Hi S.--
I should be doing the dishes, but wanted to grab a moment and share a thought which went a long way in how I perceive things of this nature...
I don't believe that there is a physical heaven or hell. I would think that, metaphysically speaking, hell would be the absence of whatever the higher power is, that love energy that's out there which can be called upon either in prayer or through ritual or reiki. Heaven-- I don't know that it is anything beyond our spiritual essences or energy being able to rejoin that realm without the complication of the physical realm.
Years ago, I asked an advisor this question: What sort of loving, caring parent would send their child to hell for not, in essence, agreeing with their philosophy? Personally, I find many instances in the Bible where God makes questionable choices. No caring parent would put something in a child's playpen and then say "Don't play with that. I'm watching you. I am offering this thing to you, but you can't really have it." Yet, this is exactly what happened in the Garden of Eden, and then the punishment was WAY beyond what most reasonable, rational parents would do. Instead of saying "Oops, I made a mistake, you weren't ready for that", He decides that they'll have no more fun time, just toil and labor, because they were disobedient. Toil and labor.

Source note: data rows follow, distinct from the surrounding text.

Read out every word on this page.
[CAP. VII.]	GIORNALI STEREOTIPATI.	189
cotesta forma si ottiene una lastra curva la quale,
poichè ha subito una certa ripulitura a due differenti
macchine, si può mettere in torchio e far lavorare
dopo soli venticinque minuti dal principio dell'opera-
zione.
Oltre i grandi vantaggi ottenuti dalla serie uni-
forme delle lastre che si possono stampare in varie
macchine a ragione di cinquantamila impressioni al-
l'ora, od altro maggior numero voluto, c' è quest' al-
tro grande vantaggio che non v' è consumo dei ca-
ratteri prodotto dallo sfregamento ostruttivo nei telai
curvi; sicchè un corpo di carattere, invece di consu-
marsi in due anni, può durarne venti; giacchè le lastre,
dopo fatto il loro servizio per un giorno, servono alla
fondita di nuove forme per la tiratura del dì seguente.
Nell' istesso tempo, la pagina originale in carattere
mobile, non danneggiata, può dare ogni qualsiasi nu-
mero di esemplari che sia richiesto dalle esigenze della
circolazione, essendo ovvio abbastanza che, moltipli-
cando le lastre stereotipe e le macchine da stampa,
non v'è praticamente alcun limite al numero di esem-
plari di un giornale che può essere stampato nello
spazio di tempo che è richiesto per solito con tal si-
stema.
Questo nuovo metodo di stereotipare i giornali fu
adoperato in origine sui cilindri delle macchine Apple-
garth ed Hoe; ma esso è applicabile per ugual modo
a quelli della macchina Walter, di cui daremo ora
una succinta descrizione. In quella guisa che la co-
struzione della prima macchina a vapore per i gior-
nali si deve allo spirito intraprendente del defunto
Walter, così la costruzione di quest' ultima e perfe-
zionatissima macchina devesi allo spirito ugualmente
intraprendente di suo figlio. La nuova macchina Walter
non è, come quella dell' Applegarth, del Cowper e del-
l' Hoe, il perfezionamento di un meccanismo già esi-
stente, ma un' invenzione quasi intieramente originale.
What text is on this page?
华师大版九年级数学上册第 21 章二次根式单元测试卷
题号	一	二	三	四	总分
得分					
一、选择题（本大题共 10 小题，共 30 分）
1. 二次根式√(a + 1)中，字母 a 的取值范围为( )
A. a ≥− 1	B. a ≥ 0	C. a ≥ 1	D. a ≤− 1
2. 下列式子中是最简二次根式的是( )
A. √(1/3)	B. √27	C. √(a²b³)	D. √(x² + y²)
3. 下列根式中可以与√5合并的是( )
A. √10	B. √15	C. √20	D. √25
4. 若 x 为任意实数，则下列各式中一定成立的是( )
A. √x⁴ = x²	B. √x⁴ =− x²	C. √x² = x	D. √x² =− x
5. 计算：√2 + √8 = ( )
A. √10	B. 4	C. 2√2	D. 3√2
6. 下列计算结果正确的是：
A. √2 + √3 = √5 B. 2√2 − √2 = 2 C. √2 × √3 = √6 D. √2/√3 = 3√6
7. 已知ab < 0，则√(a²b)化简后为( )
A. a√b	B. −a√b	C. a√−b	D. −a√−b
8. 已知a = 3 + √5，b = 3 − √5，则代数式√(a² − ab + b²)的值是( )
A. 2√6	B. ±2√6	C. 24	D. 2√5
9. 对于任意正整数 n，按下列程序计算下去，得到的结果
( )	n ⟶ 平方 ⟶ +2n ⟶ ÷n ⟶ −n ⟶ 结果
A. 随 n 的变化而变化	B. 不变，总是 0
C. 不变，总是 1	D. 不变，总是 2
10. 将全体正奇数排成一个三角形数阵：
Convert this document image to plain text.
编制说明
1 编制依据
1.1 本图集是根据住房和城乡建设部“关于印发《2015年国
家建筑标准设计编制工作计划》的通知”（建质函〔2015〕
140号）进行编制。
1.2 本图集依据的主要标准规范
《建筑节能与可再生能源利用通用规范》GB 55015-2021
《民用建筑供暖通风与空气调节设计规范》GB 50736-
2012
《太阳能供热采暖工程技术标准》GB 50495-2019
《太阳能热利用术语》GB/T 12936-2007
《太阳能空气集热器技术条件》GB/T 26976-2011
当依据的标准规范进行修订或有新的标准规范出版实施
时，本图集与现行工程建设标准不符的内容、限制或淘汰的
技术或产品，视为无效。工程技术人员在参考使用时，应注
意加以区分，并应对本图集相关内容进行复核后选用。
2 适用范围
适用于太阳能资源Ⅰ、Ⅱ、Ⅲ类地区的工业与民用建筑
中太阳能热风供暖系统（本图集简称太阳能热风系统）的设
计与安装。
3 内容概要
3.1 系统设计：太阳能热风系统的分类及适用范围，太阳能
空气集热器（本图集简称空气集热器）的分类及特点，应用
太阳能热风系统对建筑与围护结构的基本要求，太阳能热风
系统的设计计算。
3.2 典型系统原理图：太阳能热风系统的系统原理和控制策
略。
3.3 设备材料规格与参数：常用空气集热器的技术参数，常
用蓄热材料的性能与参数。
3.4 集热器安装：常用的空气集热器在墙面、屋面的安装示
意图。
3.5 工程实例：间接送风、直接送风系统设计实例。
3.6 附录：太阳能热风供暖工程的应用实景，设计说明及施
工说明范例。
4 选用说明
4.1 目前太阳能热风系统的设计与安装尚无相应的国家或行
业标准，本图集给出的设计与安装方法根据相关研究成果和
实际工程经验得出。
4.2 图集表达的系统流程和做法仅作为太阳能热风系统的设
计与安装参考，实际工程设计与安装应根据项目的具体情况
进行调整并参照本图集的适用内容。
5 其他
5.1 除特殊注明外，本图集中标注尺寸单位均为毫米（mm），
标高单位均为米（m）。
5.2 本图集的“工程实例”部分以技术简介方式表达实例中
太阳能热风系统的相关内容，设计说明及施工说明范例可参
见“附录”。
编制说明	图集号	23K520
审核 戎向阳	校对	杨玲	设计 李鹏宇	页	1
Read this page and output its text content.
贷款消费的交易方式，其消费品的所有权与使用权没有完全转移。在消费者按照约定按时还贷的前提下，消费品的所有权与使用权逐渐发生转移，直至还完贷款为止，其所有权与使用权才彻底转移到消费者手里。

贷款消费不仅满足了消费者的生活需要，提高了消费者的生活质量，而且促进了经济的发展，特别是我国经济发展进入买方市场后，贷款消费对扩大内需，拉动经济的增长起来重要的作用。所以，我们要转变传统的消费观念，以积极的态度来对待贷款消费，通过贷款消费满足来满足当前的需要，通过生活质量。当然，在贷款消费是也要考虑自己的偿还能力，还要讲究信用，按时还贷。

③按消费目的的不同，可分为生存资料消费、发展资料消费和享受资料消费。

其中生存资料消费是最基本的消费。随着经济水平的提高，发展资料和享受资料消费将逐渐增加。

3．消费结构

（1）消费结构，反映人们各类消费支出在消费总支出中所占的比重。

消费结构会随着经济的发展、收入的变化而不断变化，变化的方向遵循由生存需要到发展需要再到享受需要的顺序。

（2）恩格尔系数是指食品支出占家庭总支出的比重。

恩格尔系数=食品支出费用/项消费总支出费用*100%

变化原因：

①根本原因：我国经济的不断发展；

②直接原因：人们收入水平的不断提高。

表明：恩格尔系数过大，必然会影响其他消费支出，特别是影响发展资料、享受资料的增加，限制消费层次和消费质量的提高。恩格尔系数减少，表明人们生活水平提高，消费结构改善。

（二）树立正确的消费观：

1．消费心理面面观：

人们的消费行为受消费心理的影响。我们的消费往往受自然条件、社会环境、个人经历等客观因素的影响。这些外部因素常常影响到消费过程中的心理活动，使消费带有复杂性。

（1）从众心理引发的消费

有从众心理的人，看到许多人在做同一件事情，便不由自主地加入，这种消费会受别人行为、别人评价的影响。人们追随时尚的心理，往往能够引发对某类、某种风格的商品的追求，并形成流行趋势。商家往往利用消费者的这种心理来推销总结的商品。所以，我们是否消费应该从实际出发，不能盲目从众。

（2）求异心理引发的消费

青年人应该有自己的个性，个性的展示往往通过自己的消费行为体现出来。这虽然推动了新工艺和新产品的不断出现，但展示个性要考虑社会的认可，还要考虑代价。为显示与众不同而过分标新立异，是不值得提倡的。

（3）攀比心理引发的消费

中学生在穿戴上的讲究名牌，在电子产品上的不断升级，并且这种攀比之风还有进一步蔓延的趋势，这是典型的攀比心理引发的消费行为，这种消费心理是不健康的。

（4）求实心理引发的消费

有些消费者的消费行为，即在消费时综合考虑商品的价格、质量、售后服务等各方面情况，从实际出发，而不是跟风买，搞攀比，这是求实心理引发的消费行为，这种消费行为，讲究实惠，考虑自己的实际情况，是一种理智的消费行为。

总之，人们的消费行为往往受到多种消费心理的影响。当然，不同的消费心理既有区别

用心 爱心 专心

Or imagine having babies and then placing a bet with your enemy: Okay, I had these babies, and I'm going to let you at them, because you're talking a big game, Lucifer. I'm going to give you the power to influence them greatly--no holds barred-- and then, if they do what you ask instead of what I ask, I'm going to burn them to a torturous crisp for all eternity.
Who does this? What sort of loving, caring being decides to put their kids up as a 'prize' to be collected by their enemy? What sort of parent would tell their children "I brought you into this world and I want the best for you, but if you displease me by not jumping through my hoops, you get to go fry in hell. Even IF there are myriad ways presented in how you can have a relationship with me, even if there are myriad stories, I'll let you guess which way is the one Right way, and if you guess wrong--- well, so sad, too bad, to hell you go!"
This is why I am a secular humanist who is more or less 'way out there' and open to the idea of God being something else entirely. Perhaps I will indeed go to Hell... I don't believe so, but I also cannot perceive the threat of hell as being the creation and will of a loving and caring God. Especially when there are so many religions and tribes, spiritual beliefs and practices of worship in the world... only 32% of the world is Christian (says Christianity Today). If hell is for everyone else, what sort of creator decides that the other 67% are rejects? Can anyone imagine having three children and killing two because they displeased them, in order to prove a point?
Sorry if I seem like I'm off on a tangent. This is the crux of *why* I have had to reform my perception of God. I became a parent and knew I could not do that to my own kids, no matter how much they disappointed or disagreed with me. Even if they said "You're not my mom!" It would hurt tremendously, but I wouldn't wish them eternal torment.
ETA: I really liked what Hell on Heels had to say about "Some things happen for no reason whatsoever". That's actually a consolation for me too.